そういえば時折「○○ちゃんに心臓移植を!」みたいな感じで寄付金を募っている様子を見かけますね。ああいった感じで心臓移植を待っている患者さんも、調べてみたら特発性拡張型心筋症だったりして、何とも言えない気持ちになったりします。無事回復して欲しいと願う一方で、未来ある齢(よわい)1ケタの○○ちゃんには寄付金が集まるけれども、齢40近いおじさんには寄付金が集まるだろうか、とか。実際、数で言うと60代の患者さんの方が心臓移植を待っている人が多いんだろうな、とか。命なんで、どっちが救われるべきとかどっちが正しいとか無いと思いますし、私自身としては今のところ心臓移植は考えていないんですけどね。心臓移植という言葉を目にする度に、言葉では言い表しきれない複雑な感情の何かを感じてしまうこの頃です。
心臓移植手術については、また追々、記事にできたらいいなと思います。
特発性拡張型心筋症患者の5年生存率は76%で、主な死因は心不全と不整脈です。つまり、ある日突然心臓が止まってバタンキュー(昭和w)と逝っちゃう。といった感じですかね。
なんというか、この5年生存率というのがまた。低いとも高いとも言えない絶妙な数値なんですよねぇ。
何もできることはないの? 特発性拡張型心筋症の治療について
ここまでのお話で、特発性拡張型心筋症は予後不良。
根本治療は心臓移植だけ、とお伝えしてきました。
では、ただ病気の悪化を待つより他に道はないのか?というと、そうでもありません。
いくつかの方法でこの病気の進行を遅らせることができます。
具体的な方法としては、以下のものが挙げられます。
- 心臓の休息 … なるべく心臓を休める生活をします。無理な運動や過度なストレスは禁物です。
- 薬物療法 … 血圧を下げる薬や利尿剤、自律神経をコントロールする薬、心臓の負担を和らげる薬などを飲んで、心臓や血管を守っていきます。
- 塩分制限 … 病気の重症度にもよりますが、心臓の負担軽減のために塩分摂取量を1日5gを目安に生活したりします。
- 水分制限 … これも病気の重症度にもよりますが、1日2L以内を目安に水分制限を行ったりします。
つまり、薬の服用と日常生活に気を使うことで、病気の進行を遅らせていくことが、私たちのこの病気への勝ち方なのだと思います。
絶望ばかりだけど、絶望ばかりでもない
以上のように、特発性格症型心筋症についてまとめると
- 10万人に14人の難病。
- 予後不良(悪化しても回復はしない)
- 最悪、寝たきり。
- あるいは突然死。
- 根本治療は心臓移植のみ(現実問題、ほぼ無理)
- 5年生存率76%
などなど、私のように20代そこらで病名をいただいてしまったような患者さんが知ったとしたら、あまりにもヘビーな情報がてんこ盛りで。
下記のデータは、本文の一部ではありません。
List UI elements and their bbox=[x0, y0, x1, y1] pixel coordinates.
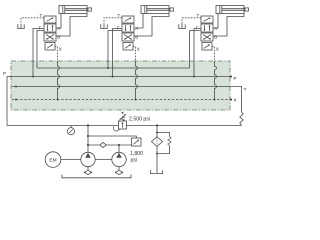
dashed pilot line valve V1 to X manifold line bbox=[55, 47, 58, 62]
junction dot V2 on P line bbox=[112, 76, 114, 78]
pilot section of valve V1 bbox=[45, 43, 55, 51]
suction strainer under pump P1 bbox=[84, 170, 92, 175]
pilot line V3 crossing manifold lines with hops bbox=[215, 61, 217, 100]
junction dot pump P2 riser bbox=[118, 144, 120, 146]
svg-text:X: X bbox=[137, 47, 140, 52]
suction line pump P1 bbox=[87, 167, 89, 171]
junction dot pilot V1 on X line bbox=[57, 99, 59, 101]
svg-text:EM: EM bbox=[49, 157, 56, 163]
svg-text:B: B bbox=[135, 35, 138, 40]
pump P2 outlet riser bbox=[118, 145, 120, 152]
svg-text:X: X bbox=[234, 98, 237, 103]
check valve CV1 bbox=[100, 142, 106, 147]
hydraulic pump P1 bbox=[81, 152, 95, 166]
tank symbol (valve V3 drain) bbox=[179, 24, 185, 29]
wire valve V3 port F down to P manifold line bbox=[194, 29, 201, 77]
valve V1 envelope - crossed flow position bbox=[44, 33, 56, 41]
flexible section in return line bbox=[240, 112, 243, 126]
pilot section of valve V3 bbox=[202, 43, 212, 51]
cylinder C1 barrel bbox=[59, 6, 91, 14]
wire pump P2 delivery line bbox=[88, 144, 132, 146]
bypass line over filter bbox=[157, 133, 170, 137]
manifold enclosure boundary (chain line) bbox=[11, 61, 230, 110]
suction line pump P2 bbox=[118, 167, 120, 171]
junction dot filter outlet bbox=[156, 153, 158, 155]
dashed drain line valve V1 to tank bbox=[21, 18, 44, 24]
pilot section of valve V2 bbox=[123, 43, 133, 51]
relief valve RV1 pilot loop bbox=[113, 126, 119, 131]
svg-text:P: P bbox=[3, 71, 6, 76]
bypass relief spring bbox=[168, 137, 171, 146]
valve V2 envelope - straight flow position bbox=[122, 24, 134, 32]
valve V3 envelope - straight flow position bbox=[201, 24, 213, 32]
pressure gauge G1 bbox=[67, 126, 74, 135]
wire T manifold exit to return line bbox=[230, 87, 242, 113]
junction dot V3 on P line bbox=[193, 76, 195, 78]
wire valve V3 return down to T manifold line bbox=[190, 31, 202, 69]
junction dot V2 return on T line bbox=[107, 67, 109, 69]
pressure supply riser to manifold P bbox=[6, 77, 8, 126]
svg-text:B: B bbox=[214, 35, 217, 40]
valve V3 envelope - crossed flow position bbox=[201, 33, 213, 41]
wire return line down to filter header bbox=[157, 125, 242, 127]
junction dot tank header left bbox=[15, 86, 17, 88]
T return manifold line bbox=[37, 67, 190, 69]
P pressure manifold line bbox=[7, 76, 231, 78]
wire cylinder C1 rod-end to valve port B bbox=[56, 14, 87, 37]
wire valve V2 return down to T manifold line bbox=[108, 31, 122, 69]
wire cylinder C1 cap-end to valve port A bbox=[56, 14, 61, 29]
junction dot X line left bbox=[15, 99, 17, 101]
svg-text:B: B bbox=[57, 35, 60, 40]
pump pressure header line bbox=[7, 125, 119, 127]
junction dot pilot V2 on X line bbox=[135, 99, 137, 101]
suction strainer under pump P2 bbox=[115, 170, 123, 175]
wire cylinder C3 cap-end to valve port A bbox=[213, 14, 218, 29]
unloading valve UV1 body bbox=[132, 138, 142, 146]
dashed drain line valve V2 to tank bbox=[104, 18, 122, 24]
svg-text:X: X bbox=[59, 47, 62, 52]
junction dot pump P2 line tap bbox=[87, 144, 89, 146]
svg-text:1,800: 1,800 bbox=[130, 151, 143, 157]
flow-control section of valve V1 bbox=[44, 16, 56, 23]
dashed drain line valve V3 to tank bbox=[182, 18, 201, 24]
electric motor EM bbox=[45, 152, 61, 168]
pilot line V1 crossing manifold lines with hops bbox=[58, 61, 60, 100]
flow-control section of valve V2 bbox=[122, 16, 134, 23]
junction dot filter bypass tee bbox=[156, 132, 158, 134]
bypass line to filter outlet bbox=[157, 146, 170, 154]
reservoir under pumps bbox=[62, 175, 131, 178]
tank symbol (valve V1 drain) bbox=[18, 24, 24, 29]
wire cylinder C2 cap-end to valve port A bbox=[134, 14, 143, 29]
junction dot filter branch on return line bbox=[156, 124, 158, 126]
svg-text:F: F bbox=[39, 25, 42, 30]
wire valve V1 return down to T manifold line bbox=[37, 31, 44, 69]
motor shaft to pump P1 bbox=[61, 159, 81, 161]
svg-text:T: T bbox=[244, 87, 247, 92]
wire relief valve RV1 outlet to return line bbox=[127, 125, 158, 127]
flow-control section of valve V3 bbox=[201, 16, 213, 23]
wire valve V2 port F down to P manifold line bbox=[113, 29, 123, 77]
tank header manifold line bbox=[12, 86, 230, 88]
junction dot P line right end bbox=[230, 75, 232, 77]
cylinder C2 barrel bbox=[141, 6, 173, 14]
tank symbol (valve V2 drain) bbox=[101, 24, 107, 29]
relief valve RV1 spring and adjustment arrow bbox=[119, 112, 126, 121]
dashed pilot line valve V2 to X manifold line bbox=[133, 47, 136, 62]
relief valve RV1 body bbox=[119, 121, 127, 129]
svg-text:F: F bbox=[196, 25, 199, 30]
svg-text:P: P bbox=[234, 76, 237, 81]
junction dot X line right end bbox=[230, 98, 232, 100]
svg-text:2,500 psi: 2,500 psi bbox=[129, 117, 150, 123]
valve V1 envelope - straight flow position bbox=[44, 24, 56, 32]
wire return line down to filter F1 bbox=[156, 126, 158, 137]
wire cylinder C3 rod-end to valve port B bbox=[213, 14, 244, 37]
reservoir at filter outlet bbox=[151, 170, 163, 173]
pump P1 outlet riser bbox=[87, 126, 89, 153]
wire filter outlet to reservoir bbox=[156, 146, 158, 172]
return filter F1 bbox=[152, 137, 163, 147]
svg-text:psi: psi bbox=[131, 157, 138, 163]
hydraulic pump P2 bbox=[112, 152, 126, 166]
X pilot drain manifold line (dashed) bbox=[12, 99, 231, 101]
wire valve V1 port F down to P manifold line bbox=[33, 29, 44, 77]
svg-text:X: X bbox=[216, 47, 219, 52]
wire cylinder C2 rod-end to valve port B bbox=[134, 14, 169, 37]
manifold enclosure shaded band bbox=[11, 61, 230, 110]
pilot line V2 crossing manifold lines with hops bbox=[136, 61, 138, 100]
dashed pilot line valve V3 to X manifold line bbox=[212, 47, 215, 62]
valve V2 envelope - crossed flow position bbox=[122, 33, 134, 41]
junction dot V1 on P line bbox=[32, 76, 34, 78]
junction dot pilot V3 on X line bbox=[214, 99, 216, 101]
wire pilot tap to unloading valve top bbox=[88, 136, 136, 138]
junction dot unloading pilot tap bbox=[87, 135, 89, 137]
junction dot pump P1 riser on header bbox=[87, 124, 89, 126]
cylinder C3 barrel bbox=[216, 6, 248, 14]
svg-text:F: F bbox=[117, 25, 120, 30]
shaft between pumps bbox=[95, 159, 112, 161]
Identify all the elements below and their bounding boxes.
もう、絶望ですよね。
ですが、絶望ばかりでもありません。
希望を捨てるにはもったいない情報がいくつかあるのです。
ここ数年の間にも、医療は目覚ましい進歩を遂げてきました。
例えば、10年以上前の特発性拡張型心筋症患者の5年生存率は50%程度と言われていました。現在の5年生存率は76%なので、26%も改善しています。実際、私も5年以上は生きていて、そろそろ10年目を迎えるところですし。この数年の間にも新しい薬や治療法が編み出され、より長い期間、薬物治療で病気の進行を食い止められるようになりました。
また、IPS細胞や臓器の3Dプリント技術なども、心臓移植に代わる治療法として注目されているところです。
もしあなたが、今すぐにでも心臓移植が必要な体というわけでなく、心臓移植以外の可能性に期待しているのでしたら、希望はまだまだゼロではありません。
まずは生き延びましょう。
そして、これらの新技術が確立した世界で、治療を受ける望みを持つことも全然アリだと私は思うのです。